RACI et gouvernance : clarifier les responsabilités pour sécuriser les projets de construction

Dans le cadre d’une opération de construction, la gouvernance définit le cadre de la prise de décision et les responsabilités de chacun. La matrice RACI permet de clarifier les rôles : qui fait, qui décide, qui est consulté et qui est informé. Sans frontières claires, surtout sous pression, les rôles ont tendance à se confondre, ce qui fragilise l’ensemble du système décisionnel.

La gouvernance : une réalité structurante

Toutes les opérations, qu’elles soient petites ou grandes, ont besoin d’une gouvernance définie en amont pour garantir leur réussite.

Sur les grandes réalisations, l’écosystème dans lequel évoluent les parties prenantes est assez dense. Les chefs de projet dirigent des équipes composées de personnel interne et externe, en nombre variable.

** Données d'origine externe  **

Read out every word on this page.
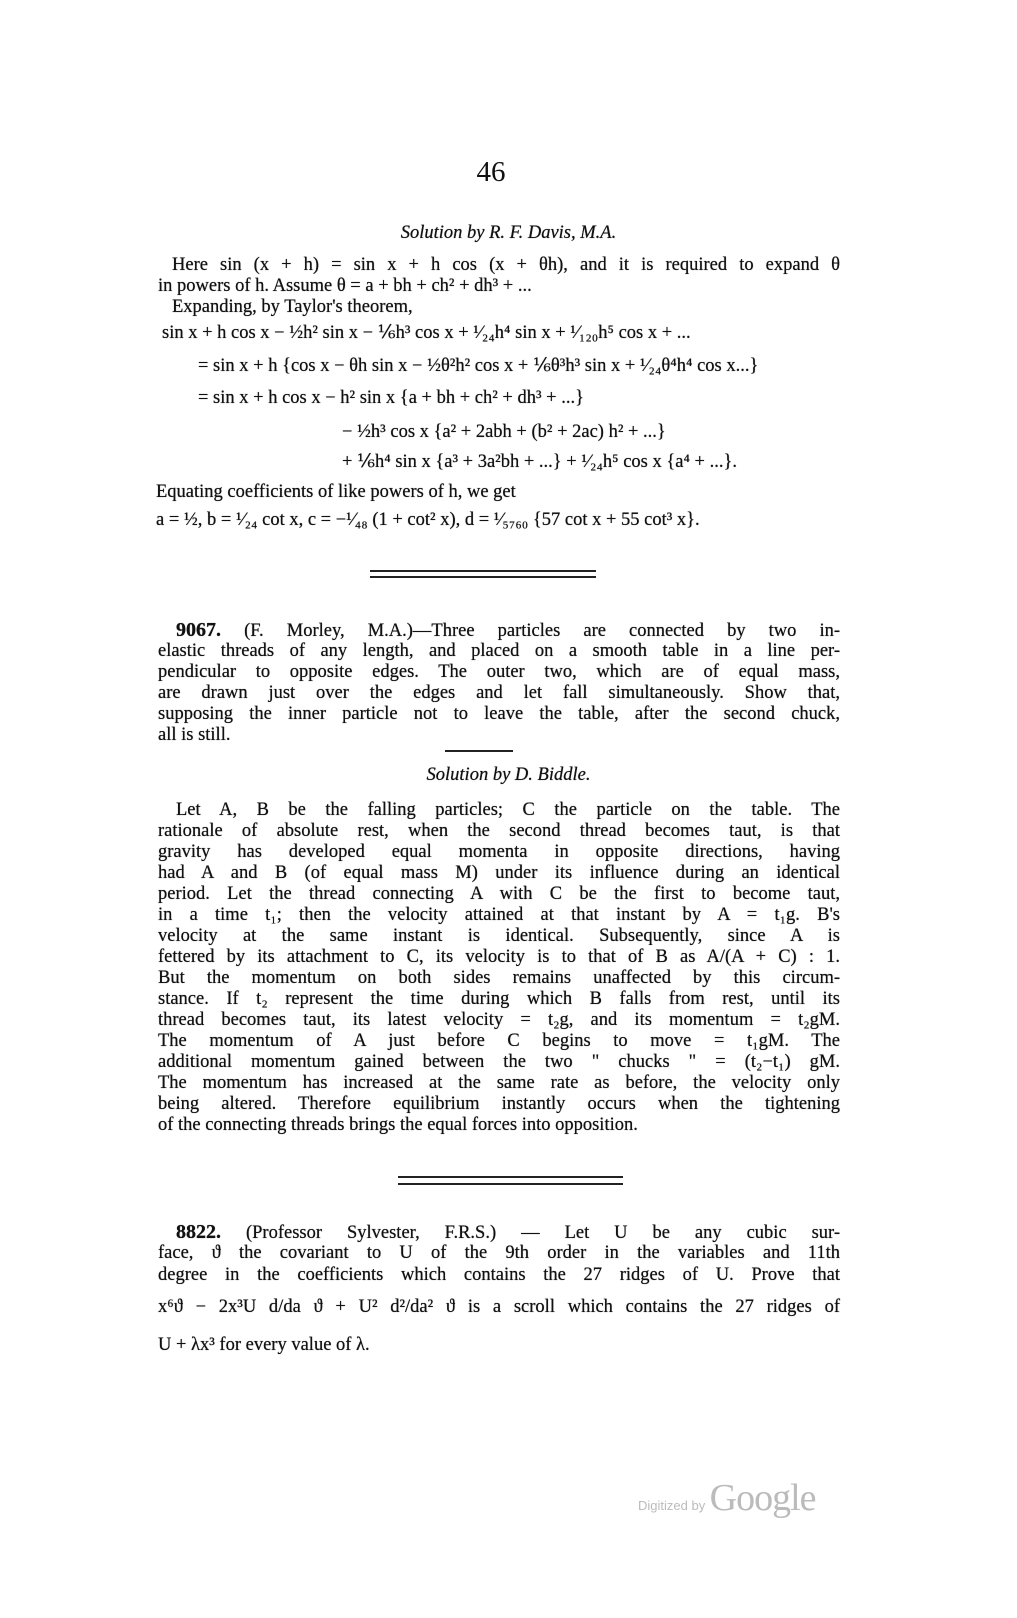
46
Solution by R. F. Davis, M.A.
Here sin (x + h) = sin x + h cos (x + θh), and it is required to expand θ
in powers of h. Assume θ = a + bh + ch² + dh³ + ...
Expanding, by Taylor's theorem,
sin x + h cos x − ½h² sin x − ⅙h³ cos x + ¹⁄₂₄h⁴ sin x + ¹⁄₁₂₀h⁵ cos x + ...
= sin x + h {cos x − θh sin x − ½θ²h² cos x + ⅙θ³h³ sin x + ¹⁄₂₄θ⁴h⁴ cos x...}
= sin x + h cos x − h² sin x {a + bh + ch² + dh³ + ...}
− ½h³ cos x {a² + 2abh + (b² + 2ac) h² + ...}
+ ⅙h⁴ sin x {a³ + 3a²bh + ...} + ¹⁄₂₄h⁵ cos x {a⁴ + ...}.
Equating coefficients of like powers of h, we get
a = ½, b = ¹⁄₂₄ cot x, c = −¹⁄₄₈ (1 + cot² x), d = ¹⁄₅₇₆₀ {57 cot x + 55 cot³ x}.
9067. (F. Morley, M.A.)—Three particles are connected by two in-
elastic threads of any length, and placed on a smooth table in a line per-
pendicular to opposite edges. The outer two, which are of equal mass,
are drawn just over the edges and let fall simultaneously. Show that,
supposing the inner particle not to leave the table, after the second chuck,
all is still.
Solution by D. Biddle.
Let A, B be the falling particles; C the particle on the table. The
rationale of absolute rest, when the second thread becomes taut, is that
gravity has developed equal momenta in opposite directions, having
had A and B (of equal mass M) under its influence during an identical
period. Let the thread connecting A with C be the first to become taut,
in a time t₁; then the velocity attained at that instant by A = t₁g. B's
velocity at the same instant is identical. Subsequently, since A is
fettered by its attachment to C, its velocity is to that of B as A/(A + C) : 1.
But the momentum on both sides remains unaffected by this circum-
stance. If t₂ represent the time during which B falls from rest, until its
thread becomes taut, its latest velocity = t₂g, and its momentum = t₂gM.
The momentum of A just before C begins to move = t₁gM. The
additional momentum gained between the two " chucks " = (t₂−t₁) gM.
The momentum has increased at the same rate as before, the velocity only
being altered. Therefore equilibrium instantly occurs when the tightening
of the connecting threads brings the equal forces into opposition.
8822. (Professor Sylvester, F.R.S.) — Let U be any cubic sur-
face, ϑ the covariant to U of the 9th order in the variables and 11th
degree in the coefficients which contains the 27 ridges of U. Prove that
x⁶ϑ − 2x³U d/da ϑ + U² d²/da² ϑ is a scroll which contains the 27 ridges of
U + λx³ for every value of λ.
Digitized by Google
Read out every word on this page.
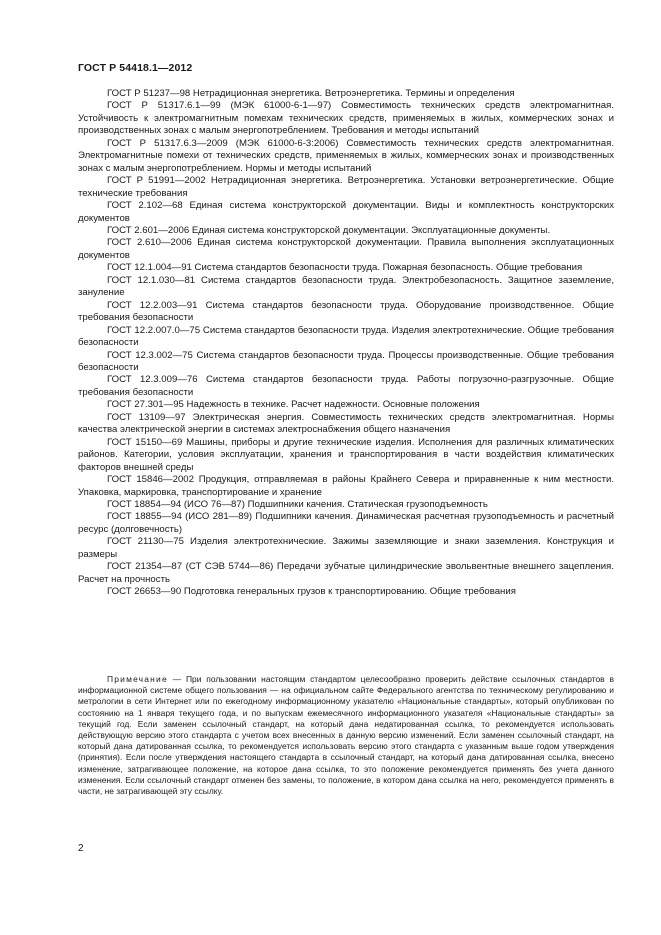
ГОСТ Р 54418.1—2012

ГОСТ Р 51237—98 Нетрадиционная энергетика. Ветроэнергетика. Термины и определения

ГОСТ Р 51317.6.1—99 (МЭК 61000-6-1—97) Совместимость технических средств электромагнитная. Устойчивость к электромагнитным помехам технических средств, применяемых в жилых, коммерческих зонах и производственных зонах с малым энергопотреблением. Требования и методы испытаний

ГОСТ Р 51317.6.3—2009 (МЭК 61000-6-3:2006) Совместимость технических средств электромагнитная. Электромагнитные помехи от технических средств, применяемых в жилых, коммерческих зонах и производственных зонах с малым энергопотреблением. Нормы и методы испытаний

ГОСТ Р 51991—2002 Нетрадиционная энергетика. Ветроэнергетика. Установки ветроэнергетические. Общие технические требования

ГОСТ 2.102—68 Единая система конструкторской документации. Виды и комплектность конструкторских документов

ГОСТ 2.601—2006 Единая система конструкторской документации. Эксплуатационные документы.

ГОСТ 2.610—2006 Единая система конструкторской документации. Правила выполнения эксплуатационных документов

ГОСТ 12.1.004—91 Система стандартов безопасности труда. Пожарная безопасность. Общие требования

ГОСТ 12.1.030—81 Система стандартов безопасности труда. Электробезопасность. Защитное заземление, зануление

ГОСТ 12.2.003—91 Система стандартов безопасности труда. Оборудование производственное. Общие требования безопасности

ГОСТ 12.2.007.0—75 Система стандартов безопасности труда. Изделия электротехнические. Общие требования безопасности

ГОСТ 12.3.002—75 Система стандартов безопасности труда. Процессы производственные. Общие требования безопасности

ГОСТ 12.3.009—76 Система стандартов безопасности труда. Работы погрузочно-разгрузочные. Общие требования безопасности

ГОСТ 27.301—95 Надежность в технике. Расчет надежности. Основные положения

ГОСТ 13109—97 Электрическая энергия. Совместимость технических средств электромагнитная. Нормы качества электрической энергии в системах электроснабжения общего назначения

ГОСТ 15150—69 Машины, приборы и другие технические изделия. Исполнения для различных климатических районов. Категории, условия эксплуатации, хранения и транспортирования в части воздействия климатических факторов внешней среды

ГОСТ 15846—2002 Продукция, отправляемая в районы Крайнего Севера и приравненные к ним местности. Упаковка, маркировка, транспортирование и хранение

ГОСТ 18854—94 (ИСО 76—87) Подшипники качения. Статическая грузоподъемность

ГОСТ 18855—94 (ИСО 281—89) Подшипники качения. Динамическая расчетная грузоподъемность и расчетный ресурс (долговечность)

ГОСТ 21130—75 Изделия электротехнические. Зажимы заземляющие и знаки заземления. Конструкция и размеры

ГОСТ 21354—87 (СТ СЭВ 5744—86) Передачи зубчатые цилиндрические эвольвентные внешнего зацепления. Расчет на прочность

ГОСТ 26653—90 Подготовка генеральных грузов к транспортированию. Общие требования

Примечание — При пользовании настоящим стандартом целесообразно проверить действие ссылочных стандартов в информационной системе общего пользования — на официальном сайте Федерального агентства по техническому регулированию и метрологии в сети Интернет или по ежегодному информационному указателю «Национальные стандарты», который опубликован по состоянию на 1 января текущего года, и по выпускам ежемесячного информационного указателя «Национальные стандарты» за текущий год. Если заменен ссылочный стандарт, на который дана недатированная ссылка, то рекомендуется использовать действующую версию этого стандарта с учетом всех внесенных в данную версию изменений. Если заменен ссылочный стандарт, на который дана датированная ссылка, то рекомендуется использовать версию этого стандарта с указанным выше годом утверждения (принятия). Если после утверждения настоящего стандарта в ссылочный стандарт, на который дана датированная ссылка, внесено изменение, затрагивающее положение, на которое дана ссылка, то это положение рекомендуется применять без учета данного изменения. Если ссылочный стандарт отменен без замены, то положение, в котором дана ссылка на него, рекомендуется применять в части, не затрагивающей эту ссылку.

2
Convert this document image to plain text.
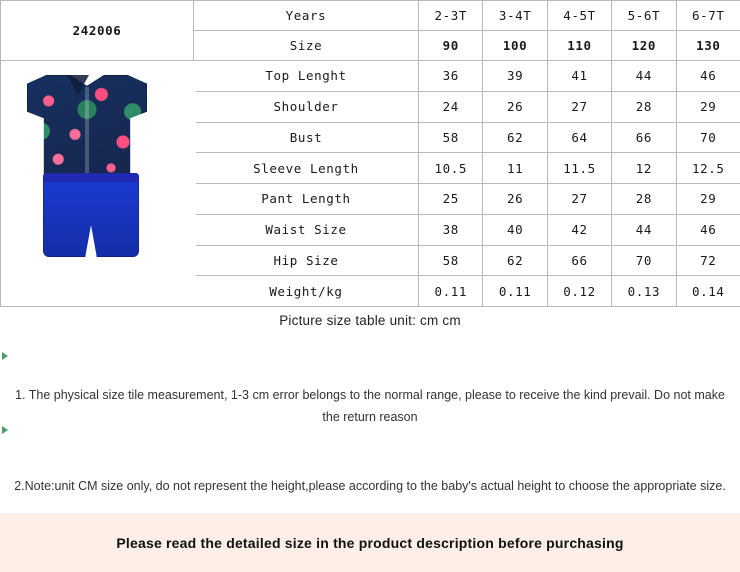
242006	Years	2-3T	3-4T	4-5T	5-6T	6-7T
	Size	90	100	110	120	130

	Top Lenght	36	39	41	44	46
	Shoulder	24	26	27	28	29
	Bust	58	62	64	66	70
	Sleeve Length	10.5	11	11.5	12	12.5
	Pant Length	25	26	27	28	29
	Waist Size	38	40	42	44	46
	Hip Size	58	62	66	70	72
	Weight/kg	0.11	0.11	0.12	0.13	0.14
Picture size table unit: cm cm
1. The physical size tile measurement, 1-3 cm error belongs to the normal range, please to receive the kind prevail. Do not make the return reason
2.Note:unit CM size only, do not represent the height,please according to the baby's actual height to choose the appropriate size.
Please read the detailed size in the product description before purchasing
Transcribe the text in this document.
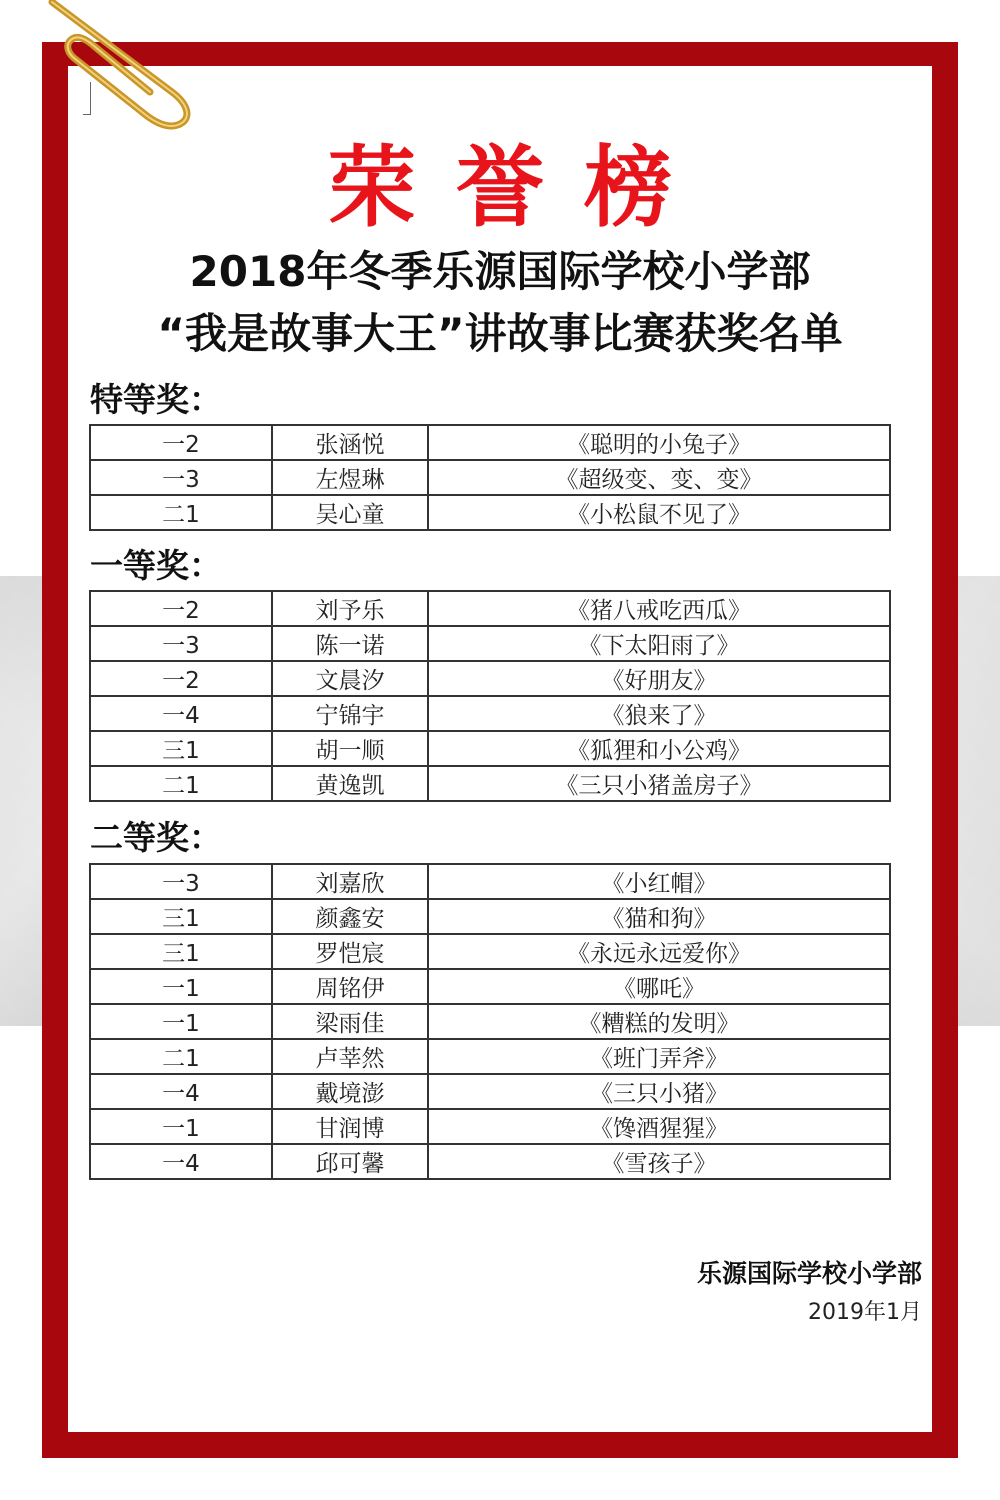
荣誉榜
2018年冬季乐源国际学校小学部
“我是故事大王”讲故事比赛获奖名单
特等奖：
一2	张涵悦	《聪明的小兔子》
一3	左煜琳	《超级变、变、变》
二1	吴心童	《小松鼠不见了》
一等奖：
一2	刘予乐	《猪八戒吃西瓜》
一3	陈一诺	《下太阳雨了》
一2	文晨汐	《好朋友》
一4	宁锦宇	《狼来了》
三1	胡一顺	《狐狸和小公鸡》
二1	黄逸凯	《三只小猪盖房子》
二等奖：
一3	刘嘉欣	《小红帽》
三1	颜鑫安	《猫和狗》
三1	罗恺宸	《永远永远爱你》
一1	周铭伊	《哪吒》
一1	梁雨佳	《糟糕的发明》
二1	卢莘然	《班门弄斧》
一4	戴境澎	《三只小猪》
一1	甘润博	《馋酒猩猩》
一4	邱可馨	《雪孩子》

乐源国际学校小学部

2019年1月
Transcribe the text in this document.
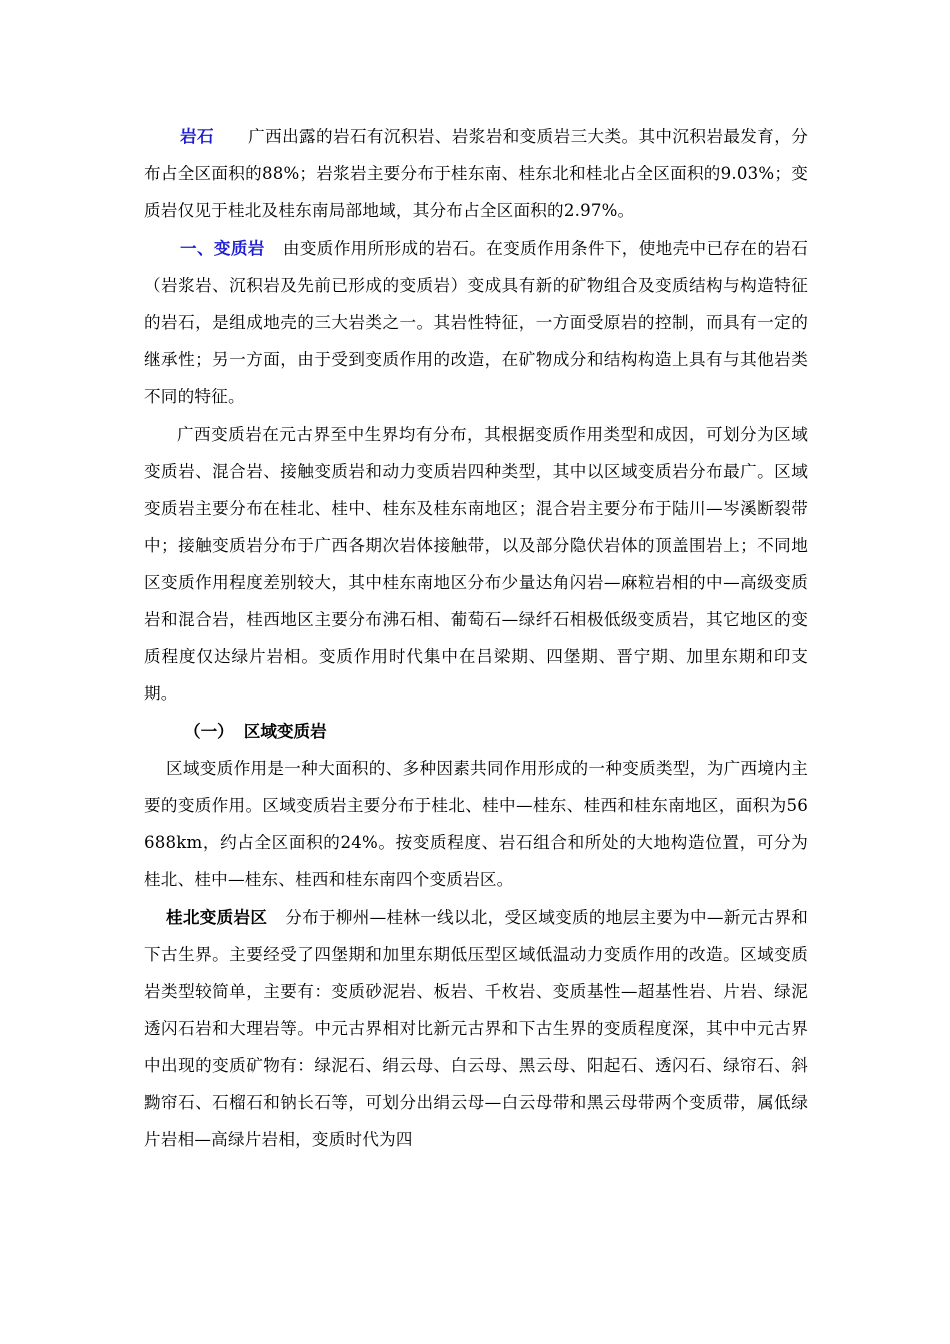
岩石 广西出露的岩石有沉积岩、岩浆岩和变质岩三大类。其中沉积岩最发育，分布占全区面积的88%；岩浆岩主要分布于桂东南、桂东北和桂北占全区面积的9.03%；变质岩仅见于桂北及桂东南局部地域，其分布占全区面积的2.97%。

一、变质岩 由变质作用所形成的岩石。在变质作用条件下，使地壳中已存在的岩石（岩浆岩、沉积岩及先前已形成的变质岩）变成具有新的矿物组合及变质结构与构造特征的岩石，是组成地壳的三大岩类之一。其岩性特征，一方面受原岩的控制，而具有一定的继承性；另一方面，由于受到变质作用的改造，在矿物成分和结构构造上具有与其他岩类不同的特征。

广西变质岩在元古界至中生界均有分布，其根据变质作用类型和成因，可划分为区域变质岩、混合岩、接触变质岩和动力变质岩四种类型，其中以区域变质岩分布最广。区域变质岩主要分布在桂北、桂中、桂东及桂东南地区；混合岩主要分布于陆川—岑溪断裂带中；接触变质岩分布于广西各期次岩体接触带，以及部分隐伏岩体的顶盖围岩上；不同地区变质作用程度差别较大，其中桂东南地区分布少量达角闪岩—麻粒岩相的中—高级变质岩和混合岩，桂西地区主要分布沸石相、葡萄石—绿纤石相极低级变质岩，其它地区的变质程度仅达绿片岩相。变质作用时代集中在吕梁期、四堡期、晋宁期、加里东期和印支期。

（一） 区域变质岩

区域变质作用是一种大面积的、多种因素共同作用形成的一种变质类型，为广西境内主要的变质作用。区域变质岩主要分布于桂北、桂中—桂东、桂西和桂东南地区，面积为56688km，约占全区面积的24%。按变质程度、岩石组合和所处的大地构造位置，可分为桂北、桂中—桂东、桂西和桂东南四个变质岩区。

桂北变质岩区 分布于柳州—桂林一线以北，受区域变质的地层主要为中—新元古界和下古生界。主要经受了四堡期和加里东期低压型区域低温动力变质作用的改造。区域变质岩类型较简单，主要有：变质砂泥岩、板岩、千枚岩、变质基性—超基性岩、片岩、绿泥透闪石岩和大理岩等。中元古界相对比新元古界和下古生界的变质程度深，其中中元古界中出现的变质矿物有：绿泥石、绢云母、白云母、黑云母、阳起石、透闪石、绿帘石、斜黝帘石、石榴石和钠长石等，可划分出绢云母—白云母带和黑云母带两个变质带，属低绿片岩相—高绿片岩相，变质时代为四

Ils évoluent par ailleurs dans un environnement où le maître d’ouvrage, l’AMO, les entreprises, le contrôleur technique, le coordinateur SPS, etc., jouent un rôle précis, défini juridiquement et opérationnellement.

Pour bien fonctionner, cet écosystème requiert une gouvernance structurée, c’est-à-dire un cadre décisionnel clair permettant à chacun d’exercer pleinement ses responsabilités sans empiéter sur celles des autres, tout en garantissant qu’une personne tranche en cas de besoin. Il faut donc savoir clairement qui arbitre entre coût et délai, entre sécurité et planning, ou encore entre qualité et exploitation.

La matrice RACI : un outil simple

Définir la gouvernance, c’est donc à la fois organiser les instances et les circuits de décision, mais aussi définir les responsabilités de chacun.

Des réunions périodiques sont organisées pour informer, prendre des décisions ou coordonner les équipes et les entreprises (comité de pilotage, réunion de chantier, réunion d’équipe hebdomadaire, réunion client, etc.).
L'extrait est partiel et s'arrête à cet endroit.